I’ve been enjoying working my way through Simogo’s beautiful mobile games. I’m a big fan of the Swedish developers who created Year Walk and Device 6. Their twisted storytelling, unique puzzles and high production values really inspire me to be a better games designer.

The Sailor’s Dream is a wonderfully crafted experience in which you take to the seas, exploring little islands in an attempt to discover what has happened to the story’s protagonists.

The side scrolling horizon is stunning, I’d love to know how they created the gently lapping, animated sea. Each island illustration is covered with minute details, the Secret Lighthouse, the Celestial Sanctuary; every time a new location was revealed I got a buzz of excitement.
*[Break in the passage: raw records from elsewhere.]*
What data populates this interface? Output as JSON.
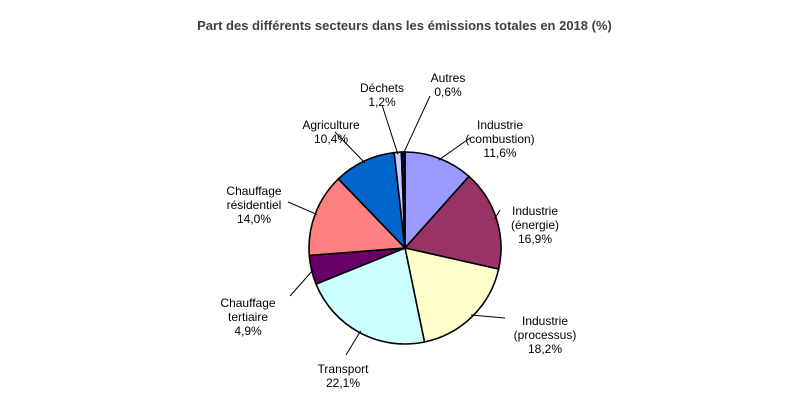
{
  "chart_data": {
    "type": "pie",
    "title": "Part des différents secteurs dans les émissions totales en 2018 (%)",
    "slices": [
      {
        "name": "Industrie (combustion)",
        "label_lines": [
          "Industrie",
          "(combustion)"
        ],
        "value": 11.6,
        "value_label": "11,6%",
        "color": "#9999ff"
      },
      {
        "name": "Industrie (énergie)",
        "label_lines": [
          "Industrie",
          "(énergie)"
        ],
        "value": 16.9,
        "value_label": "16,9%",
        "color": "#993366"
      },
      {
        "name": "Industrie (processus)",
        "label_lines": [
          "Industrie",
          "(processus)"
        ],
        "value": 18.2,
        "value_label": "18,2%",
        "color": "#ffffcc"
      },
      {
        "name": "Transport",
        "label_lines": [
          "Transport"
        ],
        "value": 22.1,
        "value_label": "22,1%",
        "color": "#ccffff"
      },
      {
        "name": "Chauffage tertiaire",
        "label_lines": [
          "Chauffage",
          "tertiaire"
        ],
        "value": 4.9,
        "value_label": "4,9%",
        "color": "#660066"
      },
      {
        "name": "Chauffage résidentiel",
        "label_lines": [
          "Chauffage",
          "résidentiel"
        ],
        "value": 14.0,
        "value_label": "14,0%",
        "color": "#ff8080"
      },
      {
        "name": "Agriculture",
        "label_lines": [
          "Agriculture"
        ],
        "value": 10.4,
        "value_label": "10,4%",
        "color": "#0066cc"
      },
      {
        "name": "Déchets",
        "label_lines": [
          "Déchets"
        ],
        "value": 1.2,
        "value_label": "1,2%",
        "color": "#ccccff"
      },
      {
        "name": "Autres",
        "label_lines": [
          "Autres"
        ],
        "value": 0.6,
        "value_label": "0,6%",
        "color": "#000080"
      }
    ],
    "start_angle_deg": 0,
    "direction": "clockwise",
    "legend": "none"
  }
}
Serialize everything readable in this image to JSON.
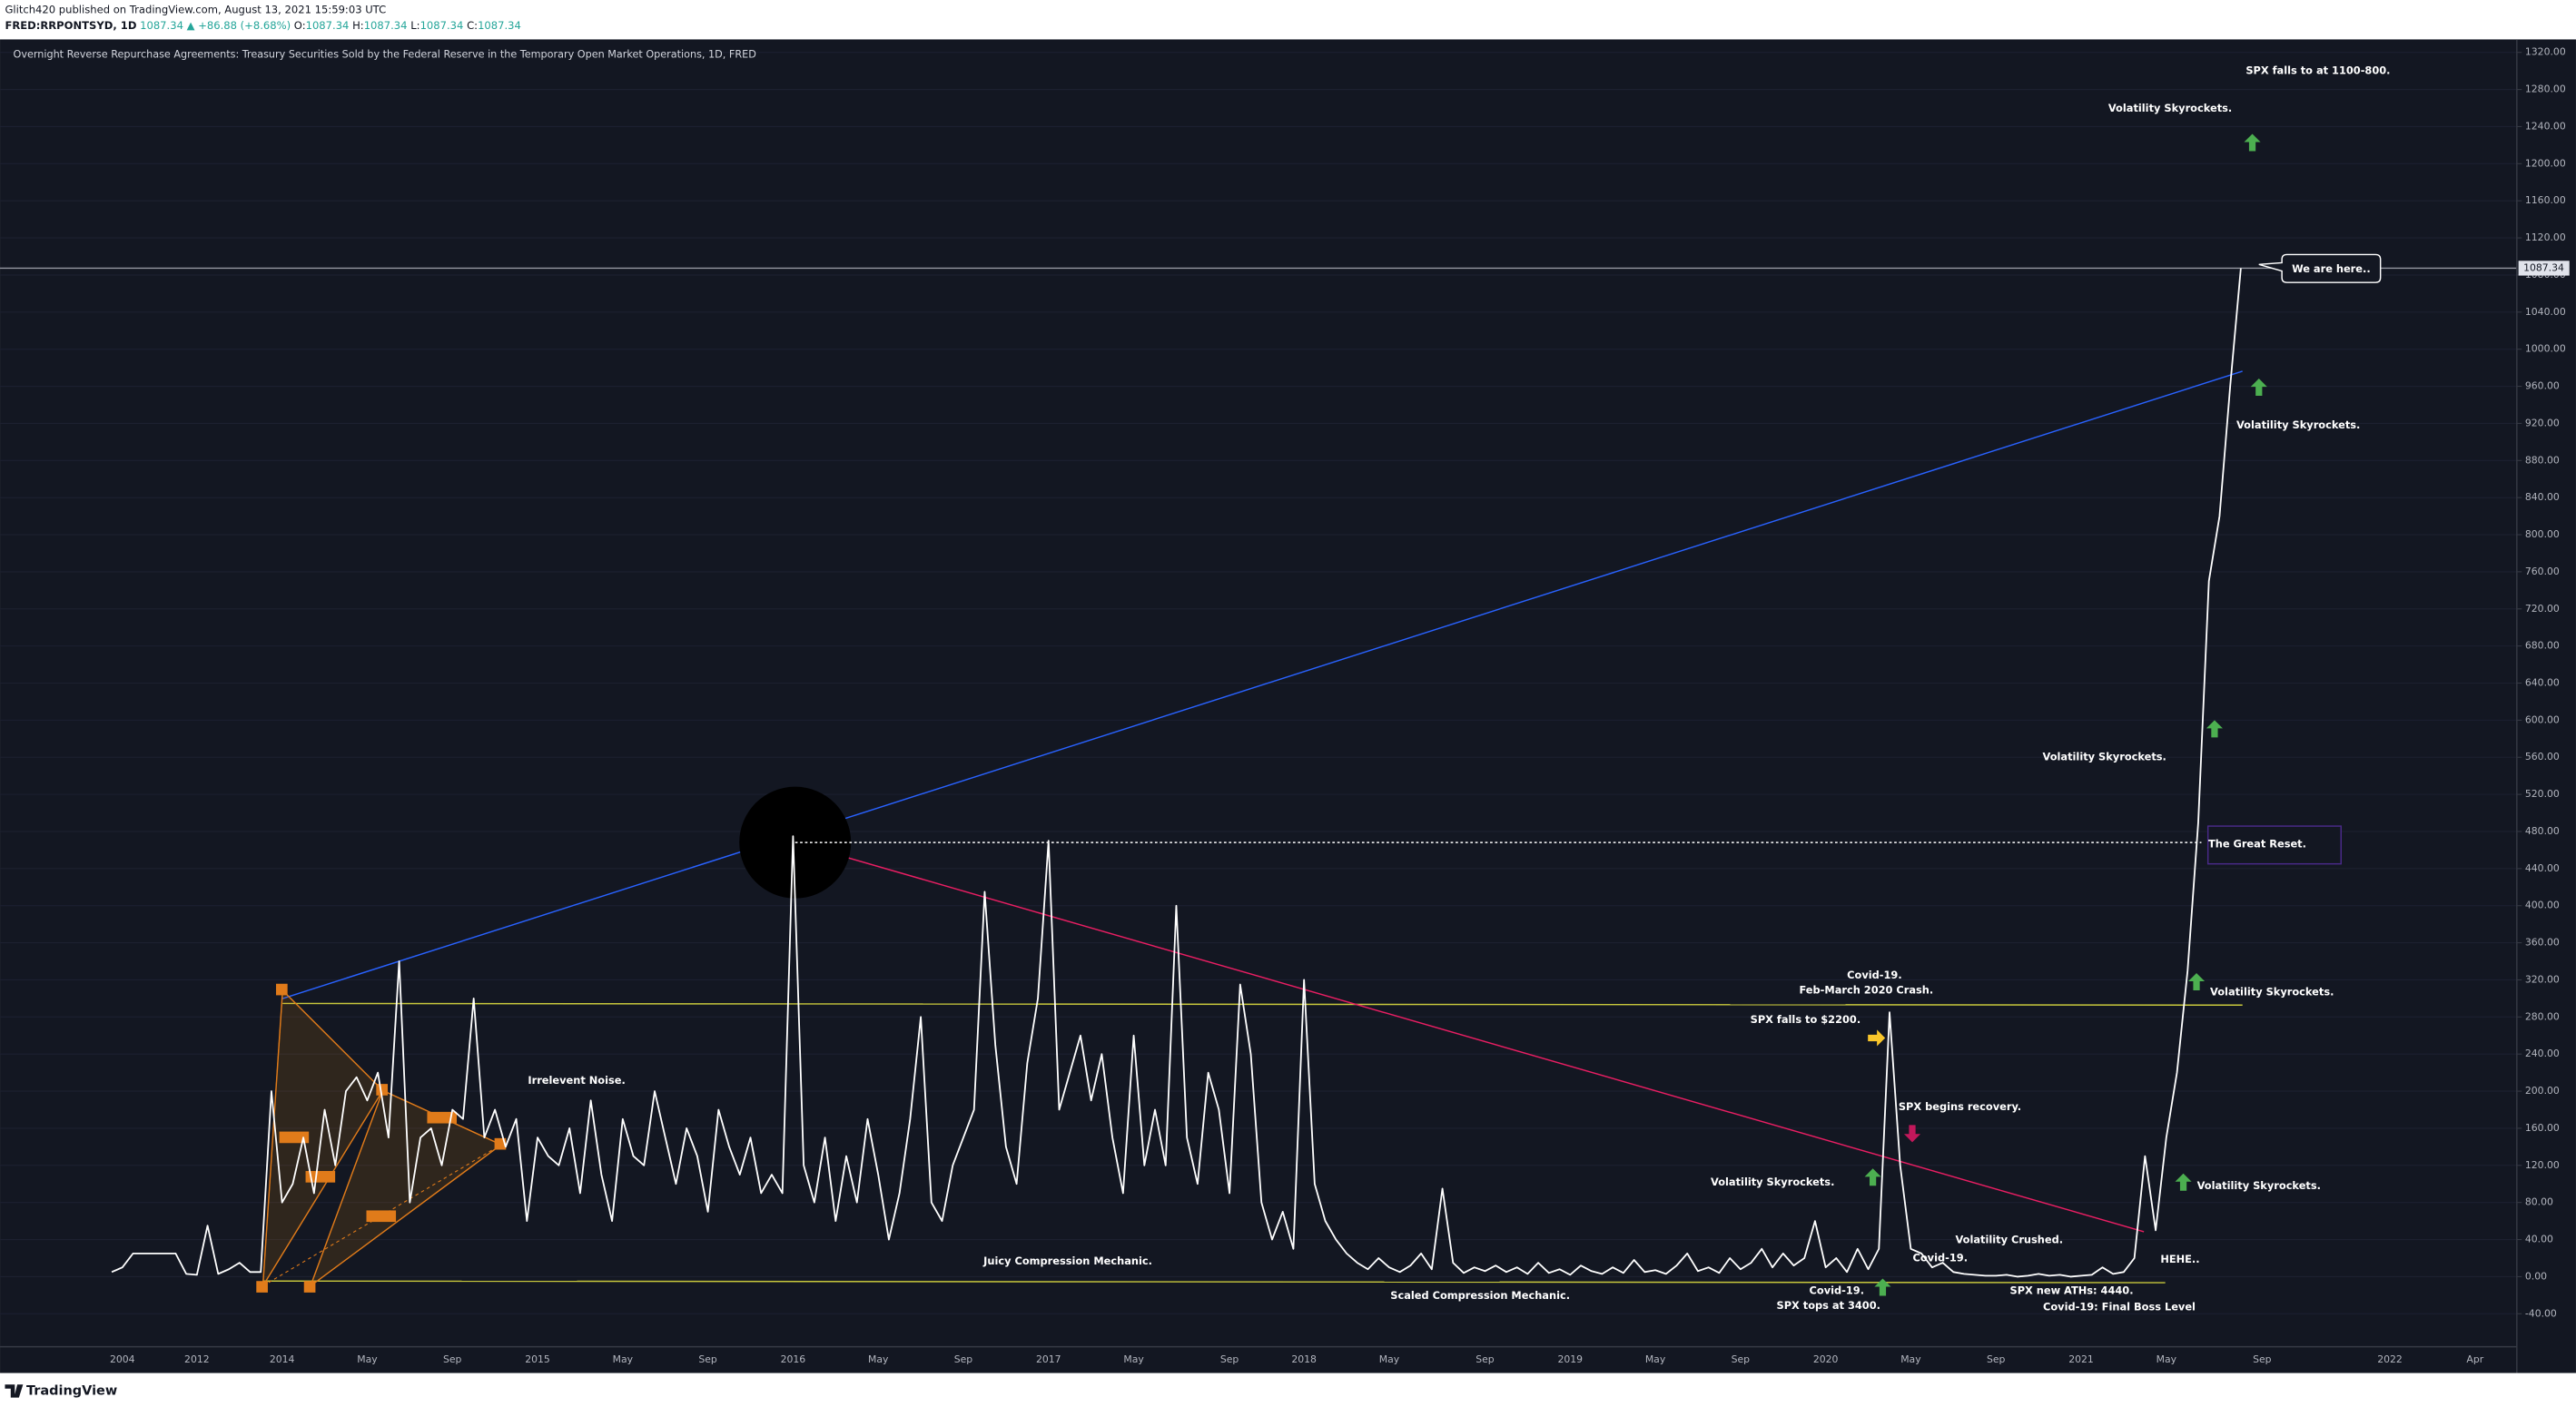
{
  "header": {
    "author_line": "Glitch420 published on TradingView.com, August 13, 2021 15:59:03 UTC",
    "symbol": "FRED:RRPONTSYD, 1D",
    "last": "1087.34",
    "change": "▲ +86.88 (+8.68%)",
    "ohlc": [
      {
        "key": "O:",
        "value": "1087.34"
      },
      {
        "key": "H:",
        "value": "1087.34"
      },
      {
        "key": "L:",
        "value": "1087.34"
      },
      {
        "key": "C:",
        "value": "1087.34"
      }
    ]
  },
  "footer": {
    "logo": "TradingView"
  },
  "chart_data": {
    "type": "line",
    "title": "Overnight Reverse Repurchase Agreements: Treasury Securities Sold by the Federal Reserve in the Temporary Open Market Operations, 1D, FRED",
    "color": "#ffffff",
    "grid": true,
    "categories": [
      null,
      "2004",
      null,
      null,
      null,
      null,
      null,
      null,
      "2012",
      null,
      null,
      null,
      null,
      null,
      null,
      null,
      "2014",
      null,
      null,
      null,
      null,
      null,
      null,
      null,
      "May",
      null,
      null,
      null,
      null,
      null,
      null,
      null,
      "Sep",
      null,
      null,
      null,
      null,
      null,
      null,
      null,
      "2015",
      null,
      null,
      null,
      null,
      null,
      null,
      null,
      "May",
      null,
      null,
      null,
      null,
      null,
      null,
      null,
      "Sep",
      null,
      null,
      null,
      null,
      null,
      null,
      null,
      "2016",
      null,
      null,
      null,
      null,
      null,
      null,
      null,
      "May",
      null,
      null,
      null,
      null,
      null,
      null,
      null,
      "Sep",
      null,
      null,
      null,
      null,
      null,
      null,
      null,
      "2017",
      null,
      null,
      null,
      null,
      null,
      null,
      null,
      "May",
      null,
      null,
      null,
      null,
      null,
      null,
      null,
      null,
      "Sep",
      null,
      null,
      null,
      null,
      null,
      null,
      "2018",
      null,
      null,
      null,
      null,
      null,
      null,
      null,
      "May",
      null,
      null,
      null,
      null,
      null,
      null,
      null,
      null,
      "Sep",
      null,
      null,
      null,
      null,
      null,
      null,
      null,
      "2019",
      null,
      null,
      null,
      null,
      null,
      null,
      null,
      "May",
      null,
      null,
      null,
      null,
      null,
      null,
      null,
      "Sep",
      null,
      null,
      null,
      null,
      null,
      null,
      null,
      "2020",
      null,
      null,
      null,
      null,
      null,
      null,
      null,
      "May",
      null,
      null,
      null,
      null,
      null,
      null,
      null,
      "Sep",
      null,
      null,
      null,
      null,
      null,
      null,
      null,
      "2021",
      null,
      null,
      null,
      null,
      null,
      null,
      null,
      "May",
      null,
      null,
      null,
      null,
      null,
      null,
      null,
      null,
      "Sep",
      null,
      null,
      null,
      null,
      null,
      null,
      null,
      null,
      null,
      null,
      null,
      "2022",
      null,
      null,
      null,
      null,
      null,
      null,
      null,
      "Apr",
      null,
      null,
      null
    ],
    "values": [
      5,
      10,
      25,
      25,
      25,
      25,
      25,
      3,
      2,
      55,
      3,
      8,
      15,
      5,
      5,
      200,
      80,
      100,
      150,
      90,
      180,
      120,
      200,
      215,
      190,
      220,
      150,
      340,
      80,
      150,
      160,
      120,
      180,
      170,
      300,
      150,
      180,
      140,
      170,
      60,
      150,
      130,
      120,
      160,
      90,
      190,
      110,
      60,
      170,
      130,
      120,
      200,
      150,
      100,
      160,
      130,
      70,
      180,
      140,
      110,
      150,
      90,
      110,
      90,
      475,
      120,
      80,
      150,
      60,
      130,
      80,
      170,
      110,
      40,
      90,
      170,
      280,
      80,
      60,
      120,
      150,
      180,
      415,
      250,
      140,
      100,
      230,
      300,
      470,
      180,
      220,
      260,
      190,
      240,
      150,
      90,
      260,
      120,
      180,
      120,
      400,
      150,
      100,
      220,
      180,
      90,
      315,
      240,
      80,
      40,
      70,
      30,
      320,
      100,
      60,
      40,
      25,
      15,
      8,
      20,
      10,
      5,
      12,
      25,
      8,
      95,
      15,
      4,
      10,
      6,
      12,
      5,
      10,
      3,
      15,
      4,
      8,
      2,
      12,
      6,
      3,
      10,
      4,
      18,
      5,
      7,
      3,
      12,
      25,
      6,
      10,
      4,
      20,
      8,
      15,
      30,
      10,
      25,
      12,
      20,
      60,
      10,
      20,
      5,
      30,
      8,
      30,
      285,
      120,
      30,
      25,
      10,
      15,
      5,
      3,
      2,
      1,
      1,
      2,
      0,
      1,
      3,
      1,
      2,
      0,
      1,
      2,
      10,
      3,
      5,
      20,
      130,
      50,
      150,
      220,
      330,
      490,
      750,
      820,
      960,
      1087.34,
      null,
      null,
      null,
      null,
      null,
      null,
      null,
      null,
      null,
      null,
      null,
      null,
      null,
      null,
      null,
      null,
      null,
      null,
      null,
      null,
      null,
      null,
      null,
      null,
      null
    ],
    "ylim": [
      -72,
      1334
    ],
    "yticks": [
      {
        "value": 1320,
        "label": "1320.00"
      },
      {
        "value": 1280,
        "label": "1280.00"
      },
      {
        "value": 1240,
        "label": "1240.00"
      },
      {
        "value": 1200,
        "label": "1200.00"
      },
      {
        "value": 1160,
        "label": "1160.00"
      },
      {
        "value": 1120,
        "label": "1120.00"
      },
      {
        "value": 1080,
        "label": "1080.00"
      },
      {
        "value": 1040,
        "label": "1040.00"
      },
      {
        "value": 1000,
        "label": "1000.00"
      },
      {
        "value": 960,
        "label": "960.00"
      },
      {
        "value": 920,
        "label": "920.00"
      },
      {
        "value": 880,
        "label": "880.00"
      },
      {
        "value": 840,
        "label": "840.00"
      },
      {
        "value": 800,
        "label": "800.00"
      },
      {
        "value": 760,
        "label": "760.00"
      },
      {
        "value": 720,
        "label": "720.00"
      },
      {
        "value": 680,
        "label": "680.00"
      },
      {
        "value": 640,
        "label": "640.00"
      },
      {
        "value": 600,
        "label": "600.00"
      },
      {
        "value": 560,
        "label": "560.00"
      },
      {
        "value": 520,
        "label": "520.00"
      },
      {
        "value": 480,
        "label": "480.00"
      },
      {
        "value": 440,
        "label": "440.00"
      },
      {
        "value": 400,
        "label": "400.00"
      },
      {
        "value": 360,
        "label": "360.00"
      },
      {
        "value": 320,
        "label": "320.00"
      },
      {
        "value": 280,
        "label": "280.00"
      },
      {
        "value": 240,
        "label": "240.00"
      },
      {
        "value": 200,
        "label": "200.00"
      },
      {
        "value": 160,
        "label": "160.00"
      },
      {
        "value": 120,
        "label": "120.00"
      },
      {
        "value": 80,
        "label": "80.00"
      },
      {
        "value": 40,
        "label": "40.00"
      },
      {
        "value": 0,
        "label": "0.00"
      },
      {
        "value": -40,
        "label": "-40.00"
      }
    ],
    "annotations": [
      "SPX falls to at 1100-800.",
      "Volatility Skyrockets.",
      "We are here..",
      "Volatility Skyrockets.",
      "Volatility Skyrockets.",
      "The Great Reset.",
      "Volatility Skyrockets.",
      "Covid-19.",
      "Feb-March 2020 Crash.",
      "SPX falls to $2200.",
      "SPX begins recovery.",
      "Irrelevent Noise.",
      "Volatility Skyrockets.",
      "Volatility Skyrockets.",
      "Volatility Crushed.",
      "Covid-19.",
      "HEHE..",
      "Juicy Compression Mechanic.",
      "Scaled Compression Mechanic.",
      "Covid-19.",
      "SPX tops at 3400.",
      "SPX new ATHs: 4440.",
      "Covid-19:  Final Boss Level"
    ]
  }
}
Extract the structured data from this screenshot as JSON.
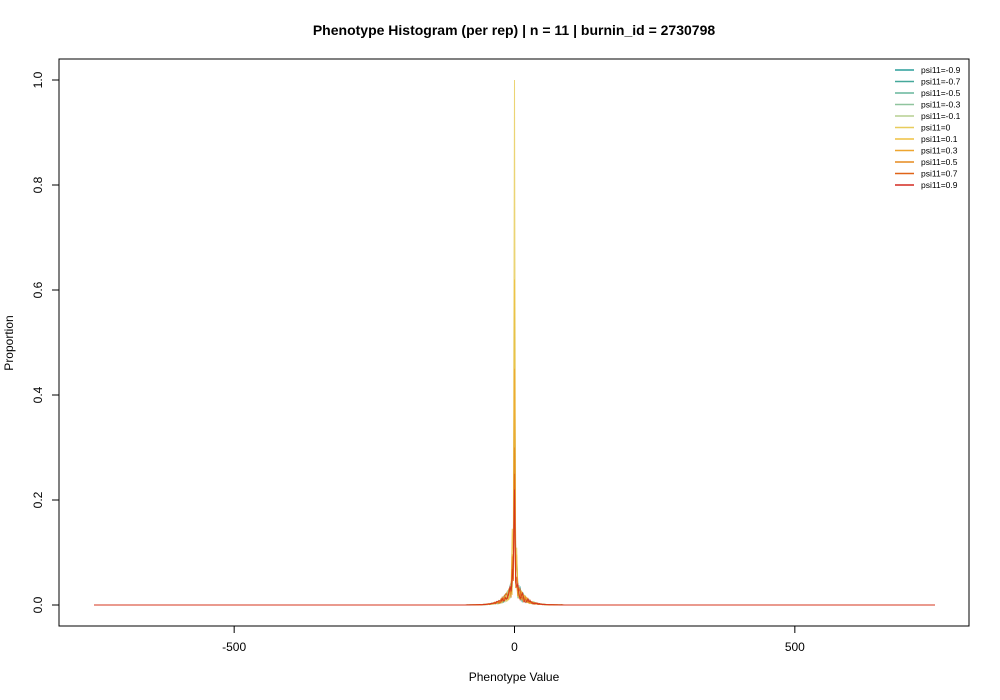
{
  "chart_data": {
    "type": "line",
    "title": "Phenotype Histogram (per rep) | n = 11 | burnin_id = 2730798",
    "xlabel": "Phenotype Value",
    "ylabel": "Proportion",
    "xlim": [
      -750,
      750
    ],
    "ylim": [
      0,
      1.0
    ],
    "x_ticks": [
      -500,
      0,
      500
    ],
    "x_tick_labels": [
      "-500",
      "0",
      "500"
    ],
    "y_ticks": [
      0,
      0.2,
      0.4,
      0.6,
      0.8,
      1.0
    ],
    "y_tick_labels": [
      "0.0",
      "0.2",
      "0.4",
      "0.6",
      "0.8",
      "1.0"
    ],
    "grid": false,
    "legend_position": "top-right",
    "series": [
      {
        "name": "psi11=-0.9",
        "color": "#2a9d9a",
        "peak": 0.55
      },
      {
        "name": "psi11=-0.7",
        "color": "#45a89a",
        "peak": 0.42
      },
      {
        "name": "psi11=-0.5",
        "color": "#66b69c",
        "peak": 0.38
      },
      {
        "name": "psi11=-0.3",
        "color": "#8fc49e",
        "peak": 0.58
      },
      {
        "name": "psi11=-0.1",
        "color": "#b6cf90",
        "peak": 0.48
      },
      {
        "name": "psi11=0",
        "color": "#e8cc5c",
        "peak": 1.0
      },
      {
        "name": "psi11=0.1",
        "color": "#efc040",
        "peak": 0.62
      },
      {
        "name": "psi11=0.3",
        "color": "#eea52f",
        "peak": 0.45
      },
      {
        "name": "psi11=0.5",
        "color": "#e58a1f",
        "peak": 0.3
      },
      {
        "name": "psi11=0.7",
        "color": "#e06418",
        "peak": 0.25
      },
      {
        "name": "psi11=0.9",
        "color": "#d42a20",
        "peak": 0.22
      }
    ]
  }
}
Navigating through each location is unusual. Scenes are stitched together, fading to black as you shift between them. Dotted trails connect you and are roughly mapped to a floating compass.




They put so much effort into all elements of the game, secret sketches to be found, specially written songs that reveal parts of the narrative and without giving too much away…once I’d figured out what to do in the Transmission Horologe I was so excited about it I was telling anyone that would listen for weeks!

I have to admit I got a bit confused by the story for this one. Perhaps I didn’t uncover things quickly enough or in a good order to work out what was going on. But it didn’t really matter. Simogo always create beautiful experiences full of twists and delights – The Sailor’s Dream is no exception. Set your sail and weigh anchor!